Ursula Kleefisch-Jobst: Es war von Anfang an klar, dass wir uns auch mit der Geschichte des sozialen Wohnungsbaus beschäftigen würden. Denn die Weimarer Reichsverfassung legte erst das Fundament für eine staatliche Wohnraumvorsorge. Architekten, Stadtplaner, Politiker und Sozialreformer entwickelten Lösungen für Herausforderungen, die heute immer noch oder wieder aktuell sind: Wie kann preiswerter Baugrund für den sozialen Wohnungsbau zur Verfügung gestellt werden? Wie können Baukosten im Massenwohnungsbau gesenkt werden durch Vorfabrikation, serielles Bauen oder sogar Selberbauen? Was sind angemessene Wohngrundrisse? Wie wird in Siedlungen und Quartieren der Freiraum als Gemeinschaftsraum gestaltet?

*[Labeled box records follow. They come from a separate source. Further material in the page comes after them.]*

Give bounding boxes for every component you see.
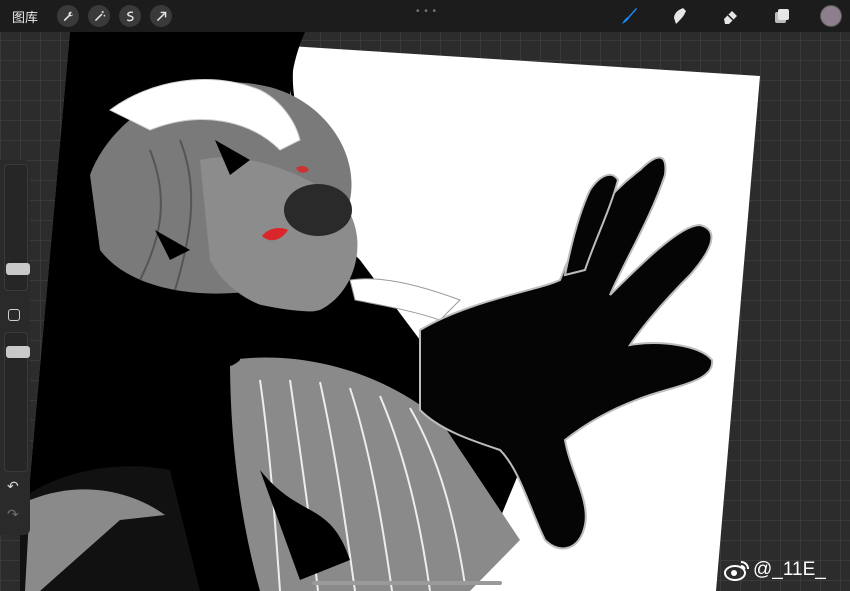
wrench-icon[interactable] xyxy=(57,5,80,27)
watermark: @_11E_ xyxy=(724,559,826,581)
home-indicator[interactable] xyxy=(312,581,502,585)
opacity-thumb[interactable] xyxy=(6,346,30,358)
artwork-canvas[interactable] xyxy=(0,0,850,591)
weibo-logo-icon xyxy=(724,561,749,581)
color-picker-swatch[interactable] xyxy=(820,5,842,27)
gallery-button[interactable]: 图库 xyxy=(12,7,38,26)
canvas-workspace[interactable] xyxy=(0,0,850,591)
selection-icon[interactable] xyxy=(119,5,142,27)
left-sidebar: ↶ ↷ xyxy=(0,160,30,535)
undo-icon[interactable]: ↶ xyxy=(7,478,19,495)
opacity-slider[interactable] xyxy=(4,332,30,472)
transform-arrow-icon[interactable] xyxy=(150,5,173,27)
brush-icon[interactable] xyxy=(616,3,642,29)
smudge-icon[interactable] xyxy=(667,3,693,29)
brush-size-slider[interactable] xyxy=(4,164,30,291)
redo-icon[interactable]: ↷ xyxy=(7,506,19,523)
brush-size-thumb[interactable] xyxy=(6,263,30,275)
eraser-icon[interactable] xyxy=(718,3,744,29)
top-handle[interactable]: • • • xyxy=(416,6,437,17)
top-toolbar: 图库 • • • xyxy=(0,0,850,32)
magic-wand-icon[interactable] xyxy=(88,5,111,27)
modify-button[interactable] xyxy=(8,309,20,321)
watermark-handle: @_11E_ xyxy=(753,559,826,580)
layers-icon[interactable] xyxy=(769,3,795,29)
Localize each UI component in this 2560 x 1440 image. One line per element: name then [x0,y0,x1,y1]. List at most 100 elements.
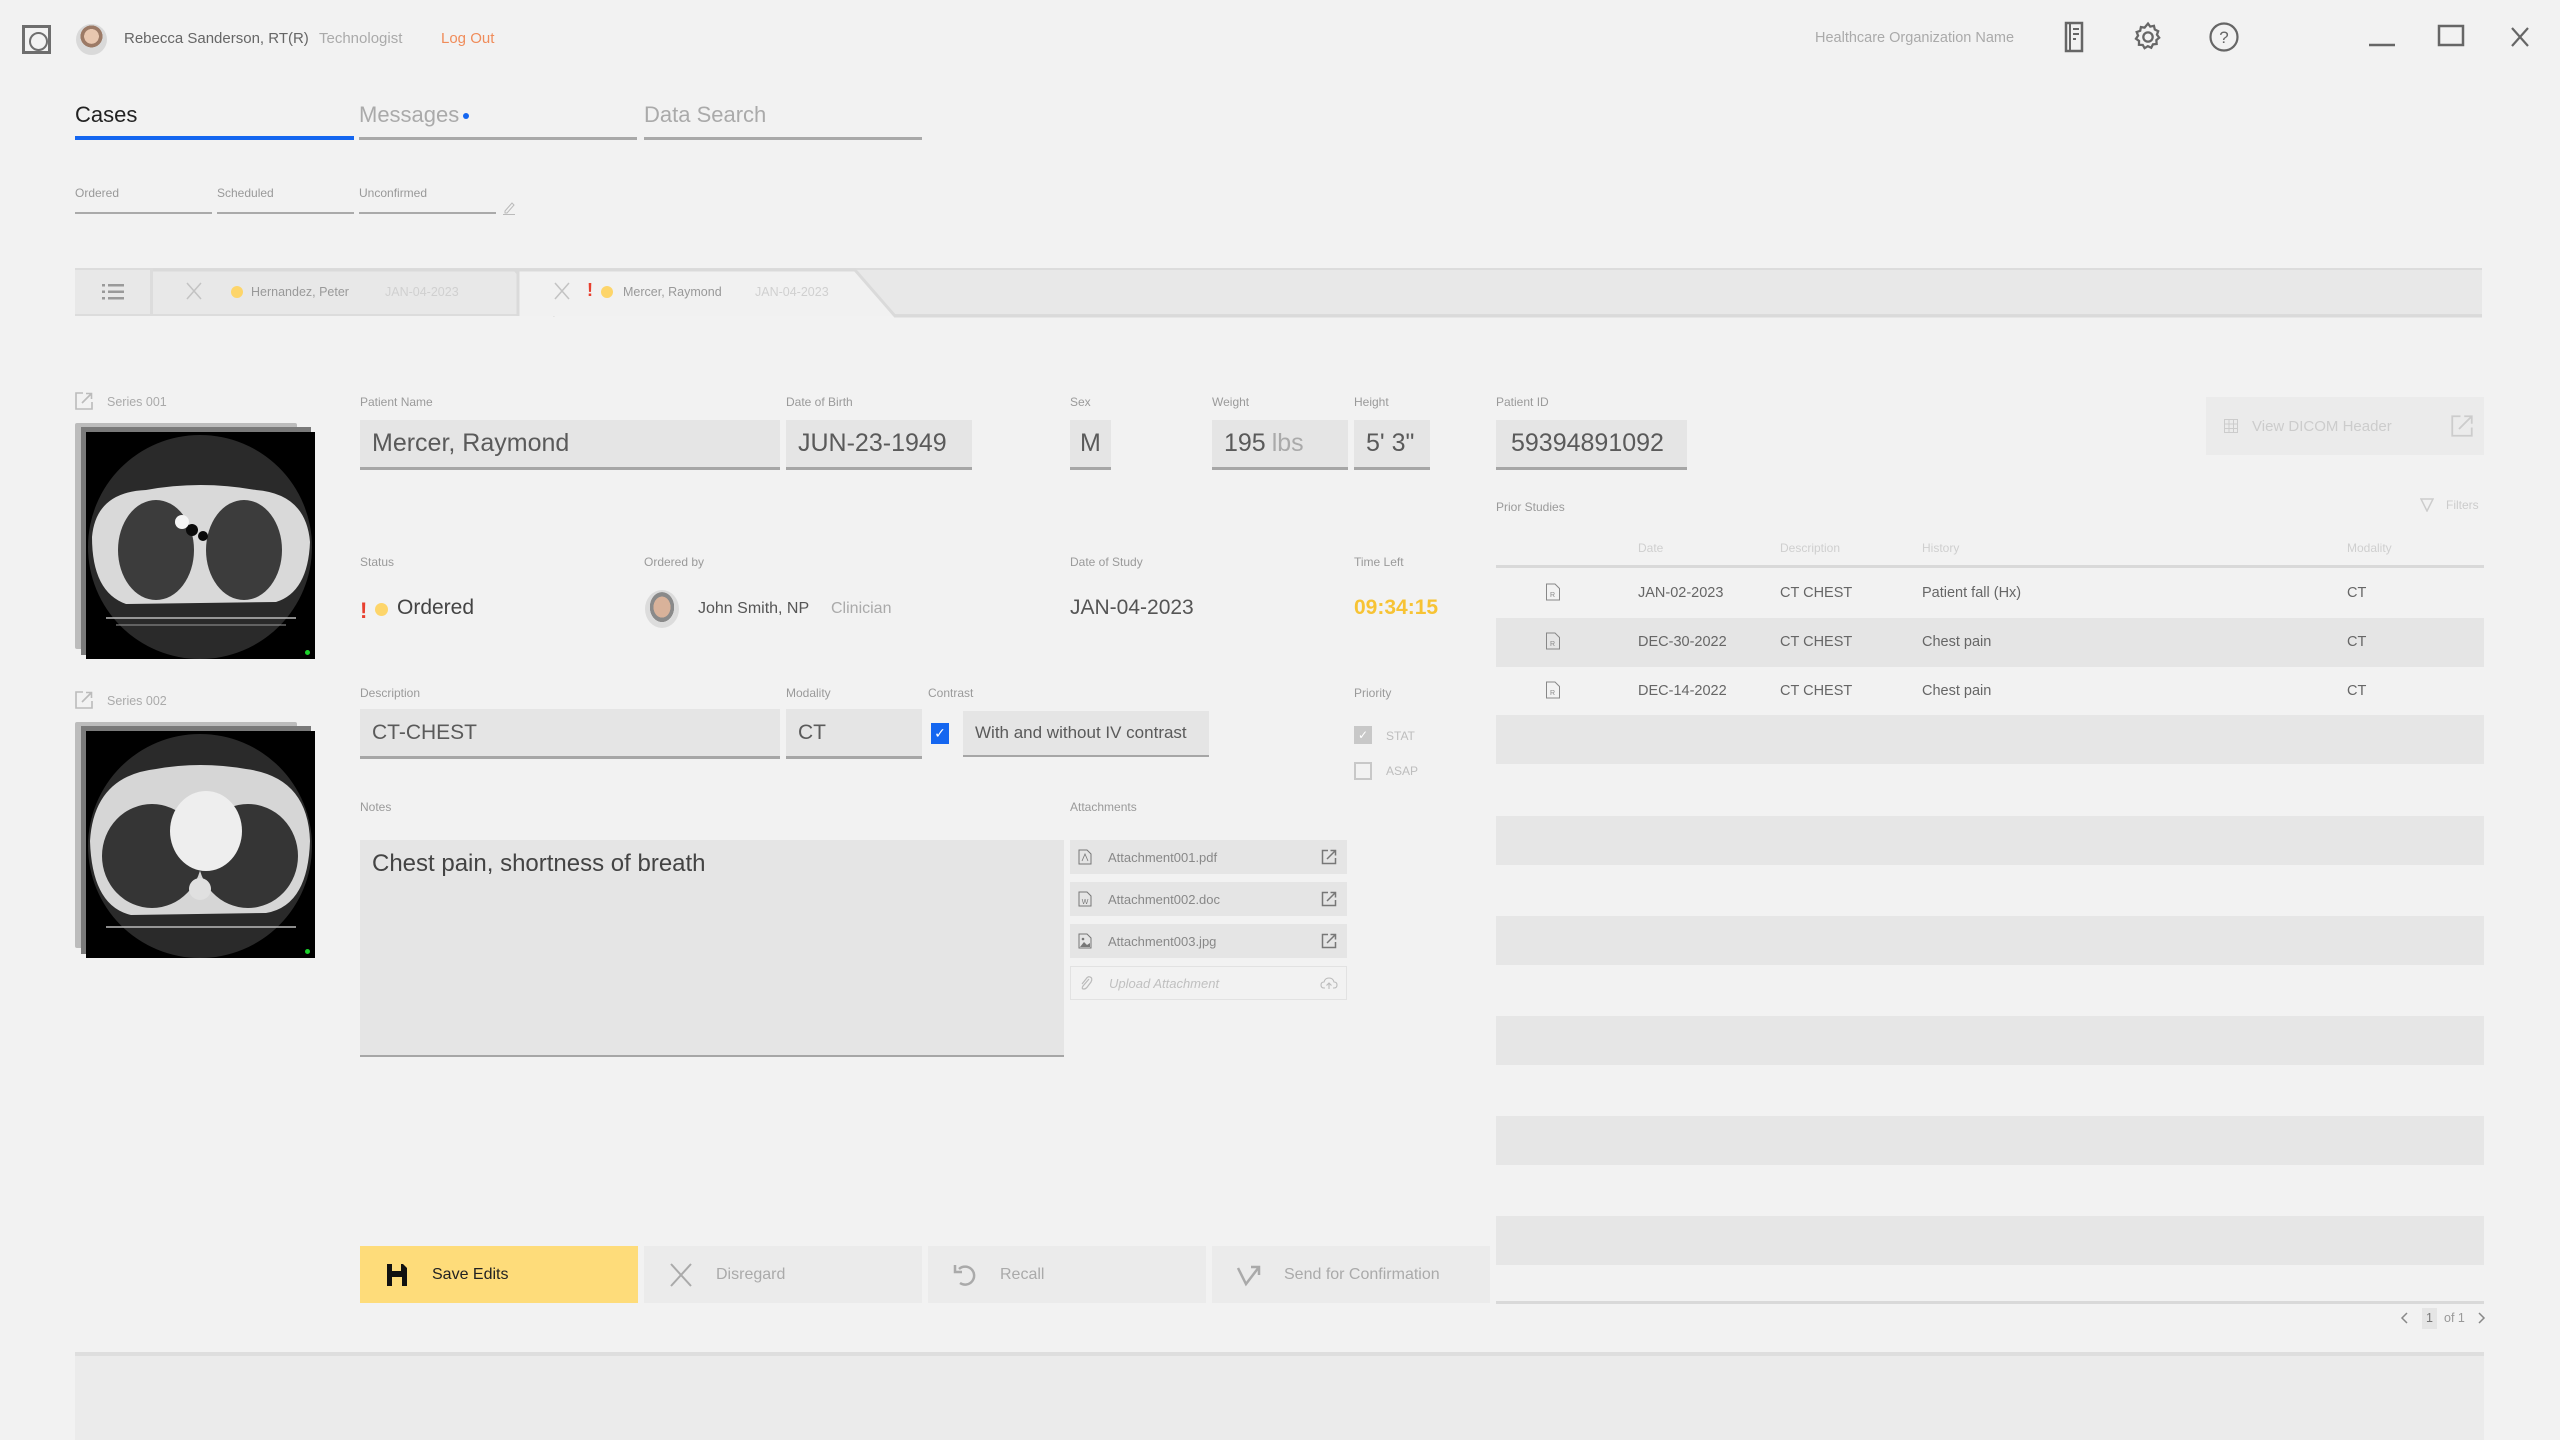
column-header-history[interactable]: History [1922,541,1959,555]
dob-field[interactable]: JUN-23-1949 [786,420,972,470]
undo-icon [952,1262,978,1288]
orderer-role: Clinician [831,600,892,617]
open-series-icon[interactable] [75,691,93,709]
close-tab-icon[interactable] [185,282,203,300]
cell-history: Patient fall (Hx) [1922,585,2022,601]
empty-row [1496,816,2484,865]
recall-button[interactable]: Recall [928,1246,1206,1303]
report-icon[interactable]: R [1545,681,1561,699]
series-thumbnail[interactable] [75,722,315,958]
sex-field[interactable]: M [1070,420,1111,470]
attachment-item[interactable]: Attachment001.pdf [1070,840,1347,874]
cloud-upload-icon[interactable] [1320,975,1338,991]
close-tab-icon[interactable] [553,282,571,300]
column-header-date[interactable]: Date [1638,541,1663,555]
status-indicator [305,949,310,954]
weight-unit: lbs [1271,429,1304,457]
case-tab-mercer[interactable]: ! Mercer, Raymond JAN-04-2023 [523,268,863,316]
attachment-name: Attachment003.jpg [1108,933,1217,949]
case-tab-patient: Hernandez, Peter [251,285,349,299]
weight-field[interactable]: 195 lbs [1212,420,1348,470]
status-indicator [305,650,310,655]
svg-text:W: W [1082,899,1089,906]
patient-id-field[interactable]: 59394891092 [1496,420,1687,470]
orderer-avatar [645,590,679,628]
report-icon[interactable]: R [1545,583,1561,601]
modality-field[interactable]: CT [786,709,922,759]
save-edits-button[interactable]: Save Edits [360,1246,638,1303]
table-footer-divider [1496,1301,2484,1304]
save-edits-label: Save Edits [432,1265,509,1283]
contrast-field[interactable]: With and without IV contrast [963,711,1209,757]
weight-label: Weight [1212,395,1250,409]
prior-studies-title: Prior Studies [1496,500,1565,514]
case-tab-hernandez[interactable]: Hernandez, Peter JAN-04-2023 [155,268,515,316]
asap-checkbox[interactable] [1354,762,1372,780]
case-list-toggle[interactable] [75,268,153,316]
send-for-confirmation-label: Send for Confirmation [1284,1265,1440,1283]
open-external-icon[interactable] [1321,849,1337,865]
filters-button[interactable]: Filters [2420,498,2479,512]
pdf-file-icon [1078,849,1092,865]
view-dicom-header-button[interactable]: View DICOM Header [2206,397,2484,455]
ordered-by-label: Ordered by [644,555,705,569]
case-tab-patient: Mercer, Raymond [623,285,722,299]
attachment-name: Attachment002.doc [1108,891,1221,907]
stat-checkbox[interactable]: ✓ [1354,726,1372,744]
attachments-label: Attachments [1070,800,1137,814]
open-series-icon[interactable] [75,392,93,410]
filter-icon [2420,498,2434,512]
cell-history: Chest pain [1922,683,1992,699]
list-icon [101,284,124,300]
previous-page-button[interactable] [2398,1309,2412,1327]
next-page-button[interactable] [2474,1309,2488,1327]
disregard-button[interactable]: Disregard [644,1246,922,1303]
attachment-item[interactable]: Attachment003.jpg [1070,924,1347,958]
open-external-icon[interactable] [1321,891,1337,907]
upload-attachment[interactable]: Upload Attachment [1070,966,1347,1000]
study-date-value: JAN-04-2023 [1070,596,1194,619]
contrast-checkbox[interactable]: ✓ [931,723,949,744]
cell-history: Chest pain [1922,634,1992,650]
current-page[interactable]: 1 [2422,1308,2437,1329]
report-icon[interactable]: R [1545,632,1561,650]
case-tab-date: JAN-04-2023 [385,285,459,299]
ct-scan-image [88,734,312,958]
dob-label: Date of Birth [786,395,853,409]
empty-row [1496,715,2484,764]
column-header-description[interactable]: Description [1780,541,1840,555]
series-label: Series 002 [107,694,167,708]
cell-date: DEC-30-2022 [1638,634,1727,650]
table-icon [2224,419,2238,433]
urgent-icon: ! [587,280,593,300]
attachment-name: Attachment001.pdf [1108,849,1218,865]
table-row[interactable]: R DEC-30-2022 CT CHEST Chest pain CT [1496,618,2484,667]
patient-name-label: Patient Name [360,395,433,409]
attachment-item[interactable]: W Attachment002.doc [1070,882,1347,916]
send-for-confirmation-button[interactable]: Send for Confirmation [1212,1246,1490,1303]
height-field[interactable]: 5' 3" [1354,420,1430,470]
filters-label: Filters [2446,498,2479,512]
notes-textarea[interactable]: Chest pain, shortness of breath [360,840,1064,1057]
series-label: Series 001 [107,395,167,409]
status-dot [231,286,243,298]
modality-label: Modality [786,686,831,700]
orderer-name[interactable]: John Smith, NP [698,600,809,618]
description-label: Description [360,686,421,700]
column-header-modality[interactable]: Modality [2347,541,2392,555]
table-row[interactable]: R DEC-14-2022 CT CHEST Chest pain CT [1496,667,2484,716]
save-icon [384,1262,410,1288]
cell-description: CT CHEST [1780,634,1853,650]
patient-name-field[interactable]: Mercer, Raymond [360,420,780,470]
asap-label: ASAP [1386,764,1419,778]
series-thumbnail[interactable] [75,423,315,659]
table-row[interactable]: R JAN-02-2023 CT CHEST Patient fall (Hx)… [1496,569,2484,618]
urgent-icon: ! [360,598,368,623]
cell-description: CT CHEST [1780,683,1853,699]
cell-modality: CT [2347,634,2367,650]
open-external-icon[interactable] [1321,933,1337,949]
close-icon [668,1262,694,1288]
description-field[interactable]: CT-CHEST [360,709,780,759]
cell-date: JAN-02-2023 [1638,585,1724,601]
paperclip-icon [1079,975,1093,991]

Die Nachkriegsjahrzehnte brachten die Aspekte Urbanität und Dichte in die städtebauliche Debatte. Mit dem Trend der letzten Jahre zurück in die Innenstädte und Ballungsräume zu ziehen, hat die Frage nach Urbanität und Dichte eine neue Dimension gewonnen. Viele Debatten zum Wohnungsbau im 20. Jahrhundert sind heute wieder aktuell und wir könnten von den damaligen Lösungen lernen. Aber deutlich auch gewordern: Wir müssen mit den Wohnungsbauten von damals angemessen umgehen.